Terug naar bibliotheek
Rechtbank Gelderland

ECLI:NL:RBGEL:2025:6776 - Rechtbank Gelderland - 16 juli 2025

Uitspraak

ECLI:NL:RBGEL:2025:677616 juli 2025

Uitspraak inhoud

vonnis

Team kanton en handelsrecht

Zittingsplaats Arnhem

zaaknummer / rolnummer: C/05/444114 / HA ZA 24-574

Vonnis in incident van 16 juli 2025

in de zaak van

[eiseres in hoofdzaak], wonende te [woonplaats] , eiseres in de hoofdzaak, verweerster in het incident, hierna te noemen: [eiseres in hoofdzaak] , advocaat mr. R.A. Kaatee te Amsterdam,

tegen

de besloten vennootschap met beperkte aansprakelijkheid EFA SPECIAL INSURANCES B.V., gevestigd te Wijchen, gedaagde in de hoofdzaak, eiseres in het incident, hierna te noemen: EFA, advocaat mr. P.M. Leerink te Deventer.

1 De procedure

1.1. Het verloop van de procedure blijkt uit:

1.2. Ten slotte is vonnis bepaald in het incident.

2 Het geschil

2.1. [eiseres in hoofdzaak] stelt in de hoofdzaak dat zij schade heeft geleden door een brand in het door haar (zakelijk) gehuurde winkelpand in [vestigingsplaats] . Tijdens die brand zijn allerhande kostbaarheden van [eiseres in hoofdzaak] geheel verloren gegaan. Uit het op 14 april 2022 opgemaakte taxatierapport blijkt dat de kostbaarheden ten tijde van de brand in totaal € 1.181.680,00 waard waren. [eiseres in hoofdzaak] heeft van haar inboedelverzekeraar Ansvar een uitkering van € 159.880,38 ontvangen voor de door de brand geleden schade. De kostbaarheden waren niet voor de volledige waarde verzekerd en [eiseres in hoofdzaak] houdt EFA voor deze ontoereikende verzekering en de daardoor geleden schade aansprakelijk. [eiseres in hoofdzaak] meent dat EFA als tussenpersoon is tekortgeschoten in de nakoming van de op haar rustende zorgplicht jegens [eiseres in hoofdzaak] door niet tijdig een kostbaarhedenverzekering voor [eiseres in hoofdzaak] af te sluiten. EFA zou [eiseres in hoofdzaak] onvoldoende en onjuist hebben geïnformeerd en niet adequaat hebben gehandeld, onder meer door niet tijdig in te zetten op een taxatie van de kostbaarheden van [eiseres in hoofdzaak] . [eiseres in hoofdzaak] vordert in de hoofdzaak betaling door EFA van het verschil tussen de uitkering van haar inboedelverzekeraar en de getaxeerde waarde van de kostbaarheden als voornoemd: een bedrag (in hoofdsom) van € 1.021.799,62, te vermeerderen met rente.

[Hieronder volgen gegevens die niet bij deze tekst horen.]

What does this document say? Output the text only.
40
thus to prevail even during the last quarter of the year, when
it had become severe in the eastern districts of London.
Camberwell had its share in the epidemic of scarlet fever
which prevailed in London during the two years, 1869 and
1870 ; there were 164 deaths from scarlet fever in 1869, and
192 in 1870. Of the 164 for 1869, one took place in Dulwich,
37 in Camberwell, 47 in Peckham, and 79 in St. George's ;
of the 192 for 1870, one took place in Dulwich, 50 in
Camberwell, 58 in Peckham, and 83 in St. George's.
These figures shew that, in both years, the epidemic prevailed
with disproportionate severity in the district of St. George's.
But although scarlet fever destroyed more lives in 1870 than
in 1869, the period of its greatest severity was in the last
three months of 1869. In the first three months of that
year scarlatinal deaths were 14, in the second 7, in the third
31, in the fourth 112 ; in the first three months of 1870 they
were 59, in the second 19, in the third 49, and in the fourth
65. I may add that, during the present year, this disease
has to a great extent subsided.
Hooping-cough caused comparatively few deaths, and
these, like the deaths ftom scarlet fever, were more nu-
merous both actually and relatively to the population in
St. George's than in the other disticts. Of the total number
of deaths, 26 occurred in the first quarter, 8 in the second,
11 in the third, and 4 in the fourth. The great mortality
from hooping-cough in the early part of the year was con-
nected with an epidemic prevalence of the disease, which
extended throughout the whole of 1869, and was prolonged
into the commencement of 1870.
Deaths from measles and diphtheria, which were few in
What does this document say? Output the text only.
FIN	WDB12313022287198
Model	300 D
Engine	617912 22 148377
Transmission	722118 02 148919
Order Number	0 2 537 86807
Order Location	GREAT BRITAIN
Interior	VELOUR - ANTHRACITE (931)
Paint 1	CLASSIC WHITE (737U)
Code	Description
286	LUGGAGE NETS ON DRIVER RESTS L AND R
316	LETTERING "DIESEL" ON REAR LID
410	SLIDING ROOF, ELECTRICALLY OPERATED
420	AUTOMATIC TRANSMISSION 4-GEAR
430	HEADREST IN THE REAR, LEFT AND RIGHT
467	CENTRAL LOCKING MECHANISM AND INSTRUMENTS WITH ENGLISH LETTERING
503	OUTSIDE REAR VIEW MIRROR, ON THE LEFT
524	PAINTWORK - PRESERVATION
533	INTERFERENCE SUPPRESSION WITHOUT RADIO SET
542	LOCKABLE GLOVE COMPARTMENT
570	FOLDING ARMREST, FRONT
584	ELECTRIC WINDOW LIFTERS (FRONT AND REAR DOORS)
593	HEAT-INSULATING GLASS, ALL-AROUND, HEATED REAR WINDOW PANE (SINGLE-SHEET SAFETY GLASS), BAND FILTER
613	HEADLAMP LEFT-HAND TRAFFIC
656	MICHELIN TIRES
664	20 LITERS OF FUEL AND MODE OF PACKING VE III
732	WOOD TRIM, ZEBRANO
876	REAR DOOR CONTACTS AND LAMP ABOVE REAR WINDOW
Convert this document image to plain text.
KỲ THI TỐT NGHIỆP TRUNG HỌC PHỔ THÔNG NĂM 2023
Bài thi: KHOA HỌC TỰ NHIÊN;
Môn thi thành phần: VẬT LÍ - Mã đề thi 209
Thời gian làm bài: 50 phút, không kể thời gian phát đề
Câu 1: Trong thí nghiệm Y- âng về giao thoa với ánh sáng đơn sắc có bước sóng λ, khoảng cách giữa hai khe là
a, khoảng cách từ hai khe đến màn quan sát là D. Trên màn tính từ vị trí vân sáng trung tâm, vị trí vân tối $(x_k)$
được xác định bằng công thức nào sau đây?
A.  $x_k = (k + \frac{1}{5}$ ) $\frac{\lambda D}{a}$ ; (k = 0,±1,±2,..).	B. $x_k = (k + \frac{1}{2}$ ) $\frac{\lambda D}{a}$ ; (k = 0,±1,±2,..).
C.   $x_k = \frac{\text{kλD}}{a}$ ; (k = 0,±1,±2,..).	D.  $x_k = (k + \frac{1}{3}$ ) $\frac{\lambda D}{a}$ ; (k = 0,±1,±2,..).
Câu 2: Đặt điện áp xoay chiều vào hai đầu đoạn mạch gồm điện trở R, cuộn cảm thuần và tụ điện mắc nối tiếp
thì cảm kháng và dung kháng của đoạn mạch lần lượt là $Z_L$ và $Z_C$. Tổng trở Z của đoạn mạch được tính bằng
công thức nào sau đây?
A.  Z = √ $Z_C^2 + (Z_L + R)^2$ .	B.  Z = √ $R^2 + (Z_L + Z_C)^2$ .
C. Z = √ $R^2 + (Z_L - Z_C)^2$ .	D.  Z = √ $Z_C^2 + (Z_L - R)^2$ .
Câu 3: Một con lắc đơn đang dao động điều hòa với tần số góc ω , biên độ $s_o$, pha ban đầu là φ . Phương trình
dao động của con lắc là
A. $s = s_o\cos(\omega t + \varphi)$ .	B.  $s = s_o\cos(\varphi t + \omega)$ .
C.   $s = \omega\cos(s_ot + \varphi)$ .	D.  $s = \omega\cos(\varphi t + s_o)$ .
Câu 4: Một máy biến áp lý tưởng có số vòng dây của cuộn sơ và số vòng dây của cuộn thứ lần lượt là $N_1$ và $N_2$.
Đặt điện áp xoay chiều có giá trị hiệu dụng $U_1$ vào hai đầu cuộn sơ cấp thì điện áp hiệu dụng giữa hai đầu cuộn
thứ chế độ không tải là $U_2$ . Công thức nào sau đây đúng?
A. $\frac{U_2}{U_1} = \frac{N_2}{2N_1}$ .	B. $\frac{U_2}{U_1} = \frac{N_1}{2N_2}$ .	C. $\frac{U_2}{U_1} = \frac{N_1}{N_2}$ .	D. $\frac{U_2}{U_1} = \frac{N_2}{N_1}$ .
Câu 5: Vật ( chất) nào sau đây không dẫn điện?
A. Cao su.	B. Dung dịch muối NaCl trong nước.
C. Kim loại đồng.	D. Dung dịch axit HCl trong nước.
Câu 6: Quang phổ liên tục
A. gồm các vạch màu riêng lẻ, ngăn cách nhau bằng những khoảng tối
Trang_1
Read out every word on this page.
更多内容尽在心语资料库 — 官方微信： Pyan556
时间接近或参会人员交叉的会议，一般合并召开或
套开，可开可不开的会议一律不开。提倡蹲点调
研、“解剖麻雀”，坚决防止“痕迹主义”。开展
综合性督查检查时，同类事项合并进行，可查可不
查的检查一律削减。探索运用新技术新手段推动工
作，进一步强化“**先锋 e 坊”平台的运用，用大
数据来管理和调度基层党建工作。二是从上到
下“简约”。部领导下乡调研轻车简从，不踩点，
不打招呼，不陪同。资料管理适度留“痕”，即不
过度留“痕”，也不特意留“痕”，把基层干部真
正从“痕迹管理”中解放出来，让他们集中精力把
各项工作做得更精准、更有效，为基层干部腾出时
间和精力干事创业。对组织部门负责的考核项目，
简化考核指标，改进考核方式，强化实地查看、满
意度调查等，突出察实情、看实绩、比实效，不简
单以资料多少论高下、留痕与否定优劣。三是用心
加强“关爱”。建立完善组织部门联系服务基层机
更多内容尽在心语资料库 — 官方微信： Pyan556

2.2. EFA heeft voor alle weren een vrijwaringsincident opgeworpen. De rechtbank heeft EFA bij vonnis van 2 april 2025 toegestaan om (de verzekeringsadviseur van [eiseres in hoofdzaak] ) de heer [naam 1] , handelend onder de naam [bedrijf] , in vrijwaring te doen dagvaarden. De hoofdzaak is vervolgens verwezen naar de rol van 14 mei 2025 voor conclusie van antwoord. In haar conclusie van antwoord heeft EFA het onderhavige incident opgeworpen.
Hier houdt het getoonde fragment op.